Los trabajadores que soliciten una reducción de jornada por guarda legal tienen derecho a modificar su régimen horario, concretamente, a cambiar su turno de trabajo, salvo que ello resulte excesivamente gravoso para la organización de la empresa.

Sentencia del Tribunal Superior de Justicia de Andalucía/Sevilla de fecha 1 de febrero de 2018 [JUR 2018\36984

La jornada ordinaria de la actora era de 36 horas semanales, distribuidas de lunes a sábado, en turnos rotativos de mañana y tarde.

La trabajadora remitió escrito a su empresa solicitando acogerse a la reducción de jornada por cuidado de hijo menor de 12 años, interesando una jornada de 5 horas –de lunes a sábado– en turno fijo de mañana de 10:00 a 15:00 horas. 

La empresa respondió a la trabajadora en el sentido de aceptar la reducción de jornada, pero no así la concreción horaria propuesta.

El Tribunal recuerda que el derecho a la reducción de la jornada de trabajo por cuidado de un hijo menor, y el derecho a la correlativa concreción horaria derivada del mismo, son derechos regulados en los artículos 37.5 y 6 ET, 34.8 ET en relación con el art. 14 y 10 CE.

Una interpretación literal del art. 37.6 ET llevaría a negar la pretensión de la actora de ejercitar este derecho a la adaptación de jornada por razones de eficiencia productiva, que serían las que siempre prevalecerían de no realizarse una ponderación de las circunstancias.

Sin embargo, según la doctrina constitucional, cualquier derecho de conciliación legalmente reconocido a los trabajadores por la ley o el convenio, que sea rechazado por el empleador, requiere de inmediato el análisis del juez desde la vertiente constitucional, ponderando de manera concreta y cuidada si tal negativa está revelando un obstáculo injustificado y desproporcionado a la efectividad del mismo.

De esta forma, el Tribunal entiende que la trabajadora tiene derecho a modificar el turno de trabajo para hacerlo más compatible con sus responsabilidades familiares, y debiéndosele reconocer el derecho solicitado, pues opta por una interpretación teleológica y finalista del precepto en aras a conseguir una real y efectiva conciliación de las responsabilidades laborales y familiares.

Sentado lo anterior, y establecido el derecho a la elección de turno, debe admitirse el derecho de la trabajadora a la concreción horaria, pues este derecho sólo en supuestos excepcionales de abuso de derecho, mala fe o manifiesto quebranto para la empresa, ha de decaer. 

Teniendo en cuenta estas premisas, el Tribunal llega a la conclusión de que la trabajadora tiene reconocido el derecho a una modificación de su régimen horario, como concreta manifestación de su derecho a la conciliación de la vida familiar y laboral, con la única excepción de que ello resulte excesivamente gravoso para la organización de la empresa. 

De esta afirmación no cabe obtener como conclusión que los trabajadores tengan ahora reconocido un derecho a la modificación unilateral de su jornada de trabajo, sino que lo que se reconoce es un derecho a proponer, a falta de normativa convencional, la adaptación de su horario de trabajo, como concreta manifestación de su derecho a la conciliación de la vida familiar y laboral. 

Por tanto, al empleador le incumbe acreditar las razones de tipo organizativo por las cuales se opone a la propuesta del titular de este derecho, realizando en su caso, alternativas a esta propuesta.

En el caso concreto analizado, la empresa no alega razones organizativas reales para oponerse al cambio de turno pretendido, desconociéndose cuál es el perjuicio real que se ocasiona a la empresa si se le asigna a la trabajadora el turno de mañana.
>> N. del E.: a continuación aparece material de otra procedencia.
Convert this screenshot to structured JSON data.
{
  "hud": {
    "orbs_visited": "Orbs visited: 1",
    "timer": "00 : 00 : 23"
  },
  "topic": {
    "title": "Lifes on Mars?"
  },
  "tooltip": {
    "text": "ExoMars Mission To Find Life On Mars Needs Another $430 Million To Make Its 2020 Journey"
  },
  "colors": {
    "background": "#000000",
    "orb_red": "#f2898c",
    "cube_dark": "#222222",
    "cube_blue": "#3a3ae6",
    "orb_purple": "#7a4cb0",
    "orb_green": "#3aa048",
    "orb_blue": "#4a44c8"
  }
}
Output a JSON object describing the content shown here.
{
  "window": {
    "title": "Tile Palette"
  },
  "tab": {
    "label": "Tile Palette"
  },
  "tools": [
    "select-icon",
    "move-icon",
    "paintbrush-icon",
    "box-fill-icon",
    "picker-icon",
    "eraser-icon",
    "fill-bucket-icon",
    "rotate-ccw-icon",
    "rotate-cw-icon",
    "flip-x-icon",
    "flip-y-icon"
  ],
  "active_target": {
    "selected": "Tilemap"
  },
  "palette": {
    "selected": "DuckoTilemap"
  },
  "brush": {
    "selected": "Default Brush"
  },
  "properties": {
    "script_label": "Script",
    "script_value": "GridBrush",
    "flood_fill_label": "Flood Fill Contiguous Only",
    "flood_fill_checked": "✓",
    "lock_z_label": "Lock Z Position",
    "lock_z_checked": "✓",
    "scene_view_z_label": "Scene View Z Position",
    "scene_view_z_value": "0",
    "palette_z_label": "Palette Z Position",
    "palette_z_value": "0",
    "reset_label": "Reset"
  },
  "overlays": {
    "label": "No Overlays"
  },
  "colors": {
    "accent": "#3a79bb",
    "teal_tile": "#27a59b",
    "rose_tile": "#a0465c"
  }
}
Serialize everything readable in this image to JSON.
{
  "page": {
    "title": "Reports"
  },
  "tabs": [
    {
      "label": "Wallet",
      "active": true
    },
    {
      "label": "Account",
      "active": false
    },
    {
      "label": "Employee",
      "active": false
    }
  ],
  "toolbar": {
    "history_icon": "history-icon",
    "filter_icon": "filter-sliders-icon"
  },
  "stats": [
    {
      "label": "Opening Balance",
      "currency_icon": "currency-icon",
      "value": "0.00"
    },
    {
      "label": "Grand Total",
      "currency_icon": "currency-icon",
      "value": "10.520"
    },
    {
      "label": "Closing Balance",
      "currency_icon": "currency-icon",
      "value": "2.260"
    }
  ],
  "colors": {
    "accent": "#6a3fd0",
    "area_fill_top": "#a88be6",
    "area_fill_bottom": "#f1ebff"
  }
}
Y, por el otro lado, sí que se acreditan las circunstancias de la trabajadora, la cual tiene un niño de muy corta edad y fijada la residencia en una localidad distinta al centro de trabajo, siendo el turno de mañana el que mejor le permite conciliar los horarios de trabajo con los horarios de una guardería para el cuidado del menor.

Por tanto, la negativa por la empresa a reconocer a la trabajadora el derecho pretendido supone una discriminación indirecta por razón de sexo.